When I walked in the door at 9am I was prepared for everything and nothing, but also prepared mindfully for my boyfriend to tell me and my kids to pack up and leave. I didn’t know where to hide, where to go, what to do. I actually grabbed a blanket and went to the high school up the street and layed on the ground right there with the traffic going by looking at this person on a hill with her blanket. I didn’t know what to do or where to go, My mind was drunk and full of hate, not for them but for me. How pathetic I had become. What an embarressment for my kids I was. Not only did their dad have an alcohol problem but now their mom too. I couldn’t be in my skin. I hated myself. I was not worthy to anyone. I wished I was dead.

I grabbed my blanket got up and walked back home. I went upstairs washed my face, went to the kitchen made a tea, grabbed my anti depressants, probably 60 tablets or so, put them all in my mouth and swallowed. I grabbed my tea and walked out the front door on my way to the hospital. The hospital was not around the corner, it was a few km from our house but I was determined and so desperate to escape, die, get help. It was time.

I stayed in the hospital for 5 days and walked through the doors of AA June 1st 2009 at 8pm. That was one of the things I had to do to start and repair my relationship with my boyfriend and kids as well as his.I couldn’t believe I was “one of them.” I fought it as I am sure we all do, we aren’t like these people, we aren’t as bad, we don’t drink like that. We are not alcoholic. We have this under control….. Until we don’t.

I fought this but continued to go, to listen and try to find some familiarity. I spoke of such with a lady in AA, she told me to stay and I would hear someone who was just like me. I did, it was I think my 6 month of sobriety and someone spoke of their journey and what do you know, she was a binger, not an everyday drinker, just a drinker who couldn’t stop at one.  Just. Like. Me. There it is, there it was, in my face. I am like these people, I am alcoholic, I have become powerless over alcohol, it consumed me, it was my priority when my kids, my boyfriend, my life should have been my priority. These people were my people. We are all the same just with different stories.

AA, my boyfriend and the love for my children and step-children, and myself, got me to give up drinking. They saved my life.Today is a very special day, it is not only my 17th year alcohol free, but my husband and I met 20 years ago on this day, and married 13 years ago on this day.

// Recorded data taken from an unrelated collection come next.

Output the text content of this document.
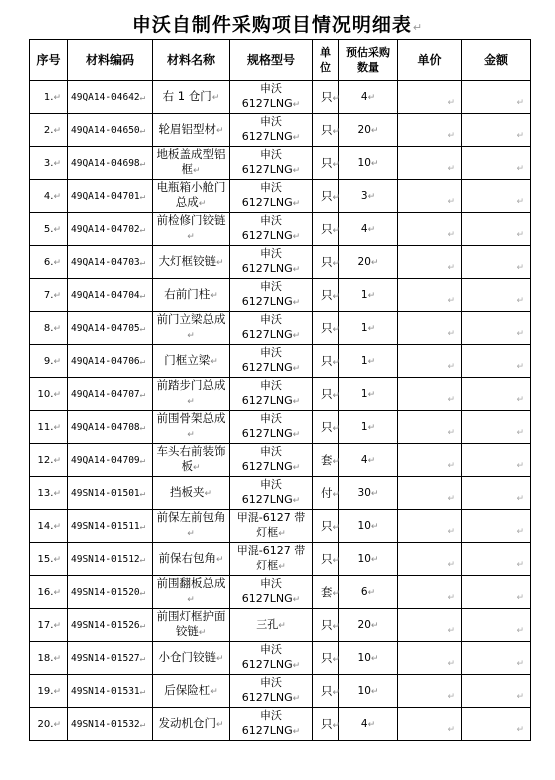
申沃自制件采购项目情况明细表↵
序号	材料编码	材料名称	规格型号	单位	预估采购数量	单价	金额
1.↵	49QA14-04642↵	右 1 仓门↵	申沃 6127LNG↵	只↵	4↵	↵	↵

2.↵	49QA14-04650↵	轮眉铝型材↵	申沃 6127LNG↵	只↵	20↵	↵	↵

3.↵	49QA14-04698↵	地板盖成型铝框↵	申沃 6127LNG↵	只↵	10↵	↵	↵

4.↵	49QA14-04701↵	电瓶箱小舱门总成↵	申沃 6127LNG↵	只↵	3↵	↵	↵

5.↵	49QA14-04702↵	前检修门铰链↵	申沃 6127LNG↵	只↵	4↵	↵	↵

6.↵	49QA14-04703↵	大灯框铰链↵	申沃 6127LNG↵	只↵	20↵	↵	↵

7.↵	49QA14-04704↵	右前门柱↵	申沃 6127LNG↵	只↵	1↵	↵	↵

8.↵	49QA14-04705↵	前门立梁总成↵	申沃 6127LNG↵	只↵	1↵	↵	↵

9.↵	49QA14-04706↵	门框立梁↵	申沃 6127LNG↵	只↵	1↵	↵	↵

10.↵	49QA14-04707↵	前踏步门总成↵	申沃 6127LNG↵	只↵	1↵	↵	↵

11.↵	49QA14-04708↵	前围骨架总成↵	申沃 6127LNG↵	只↵	1↵	↵	↵

12.↵	49QA14-04709↵	车头右前装饰板↵	申沃 6127LNG↵	套↵	4↵	↵	↵

13.↵	49SN14-01501↵	挡板夹↵	申沃 6127LNG↵	付↵	30↵	↵	↵

14.↵	49SN14-01511↵	前保左前包角↵	甲混-6127 带灯框↵	只↵	10↵	↵	↵

15.↵	49SN14-01512↵	前保右包角↵	甲混-6127 带灯框↵	只↵	10↵	↵	↵

16.↵	49SN14-01520↵	前围翻板总成↵	申沃 6127LNG↵	套↵	6↵	↵	↵

17.↵	49SN14-01526↵	前围灯框护面铰链↵	三孔↵	只↵	20↵	↵	↵

18.↵	49SN14-01527↵	小仓门铰链↵	申沃 6127LNG↵	只↵	10↵	↵	↵

19.↵	49SN14-01531↵	后保险杠↵	申沃 6127LNG↵	只↵	10↵	↵	↵

20.↵	49SN14-01532↵	发动机仓门↵	申沃 6127LNG↵	只↵	4↵	↵	↵
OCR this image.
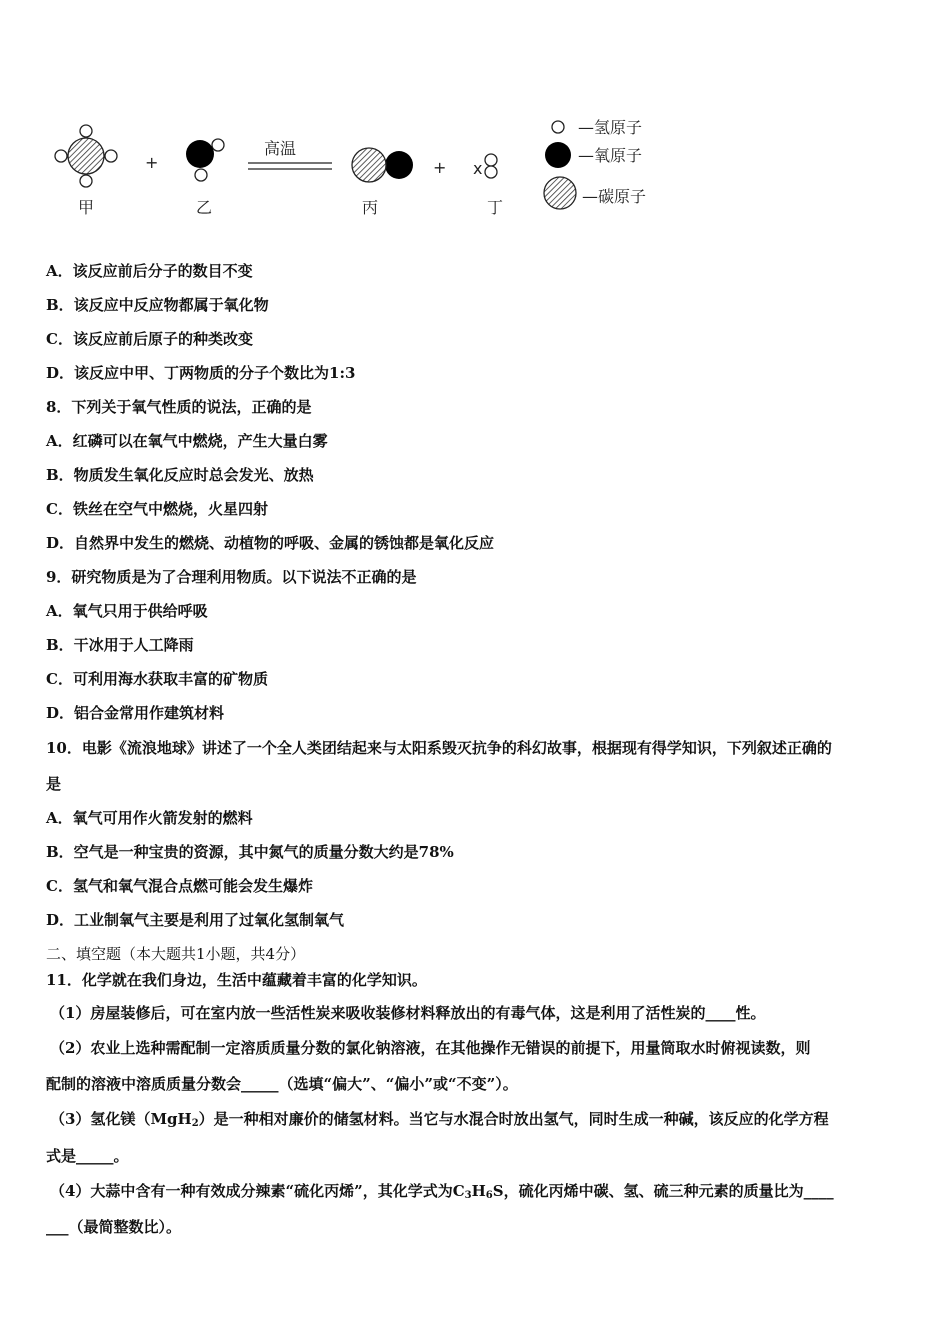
甲
+
乙
高温
丙
+ x
丁
—氢原子
—氧原子
—碳原子
A．该反应前后分子的数目不变
B．该反应中反应物都属于氧化物
C．该反应前后原子的种类改变
D．该反应中甲、丁两物质的分子个数比为1:3
8．下列关于氧气性质的说法，正确的是
A．红磷可以在氧气中燃烧，产生大量白雾
B．物质发生氧化反应时总会发光、放热
C．铁丝在空气中燃烧，火星四射
D．自然界中发生的燃烧、动植物的呼吸、金属的锈蚀都是氧化反应
9．研究物质是为了合理利用物质。以下说法不正确的是
A．氧气只用于供给呼吸
B．干冰用于人工降雨
C．可利用海水获取丰富的矿物质
D．铝合金常用作建筑材料
10．电影《流浪地球》讲述了一个全人类团结起来与太阳系毁灭抗争的科幻故事，根据现有得学知识，下列叙述正确的
是
A．氧气可用作火箭发射的燃料
B．空气是一种宝贵的资源，其中氮气的质量分数大约是78%
C．氢气和氧气混合点燃可能会发生爆炸
D．工业制氧气主要是利用了过氧化氢制氧气
二、填空题（本大题共1小题，共4分）
11．化学就在我们身边，生活中蕴藏着丰富的化学知识。
（1）房屋装修后，可在室内放一些活性炭来吸收装修材料释放出的有毒气体，这是利用了活性炭的____性。
（2）农业上选种需配制一定溶质质量分数的氯化钠溶液，在其他操作无错误的前提下，用量筒取水时俯视读数，则
配制的溶液中溶质质量分数会_____（选填“偏大”、“偏小”或“不变”）。
（3）氢化镁（MgH$_2$）是一种相对廉价的储氢材料。当它与水混合时放出氢气，同时生成一种碱，该反应的化学方程
式是_____。
（4）大蒜中含有一种有效成分辣素“硫化丙烯”，其化学式为$C_3H_6S$，硫化丙烯中碳、氢、硫三种元素的质量比为____
___（最简整数比）。
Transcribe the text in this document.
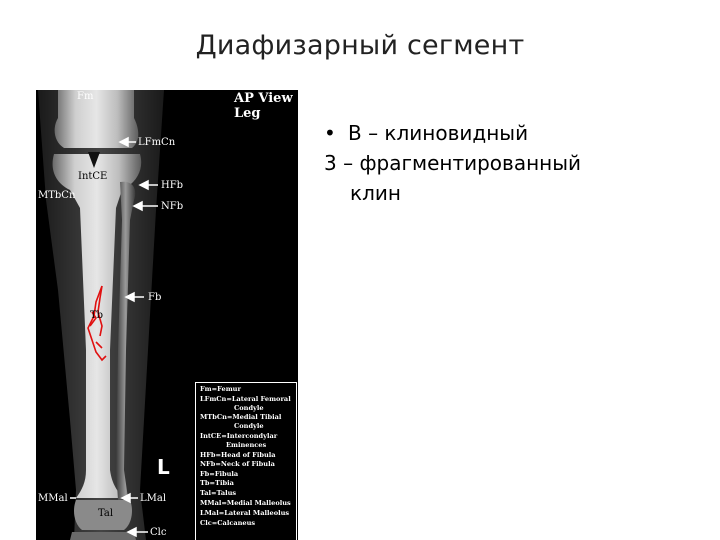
Диафизарный сегмент
Fm	AP View
Leg
LFmCn
IntCE
MTbCn
HFb
NFb
Fb
Tb
MMal
Tal
LMal
Clc
L
Fm=Femur
LFmCn=Lateral Femoral
Condyle
MTbCn=Medial Tibial
Condyle
IntCE=Intercondylar
Eminences
HFb=Head of Fibula
NFb=Neck of Fibula
Fb=Fibula
Tb=Tibia
Tal=Talus
MMal=Medial Malleolus
LMal=Lateral Malleolus
Clc=Calcaneus
• В – клиновидный
3 – фрагментированный
клин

May 25th is a day on the calender that makes me appreciate every stepping stone I took to get me here. It’s a day of rememberance. A day of joy. A day of resiliance, strength and freedom.

I feel blessed with the entire life I have had. I do not regret anything I have lived through. I have accepted people and things the way they are and have to be. I have learned so much about myself and the reasons why I had to go through what I went through to make me a better stronger person. To teach me that we can change how our life is, we can put things in the past, we can make a choice of the kind of life we want. We stop blaming, stop the pitty party, buckle up and get straight.

My name is Kelly and I am an alcohlic, and I am okay with that. I love my life alcohol free. I love the freedom. I love the love I now have for myself. I am powerless over alcohol but now, I have the power. I have the choice. I have it all.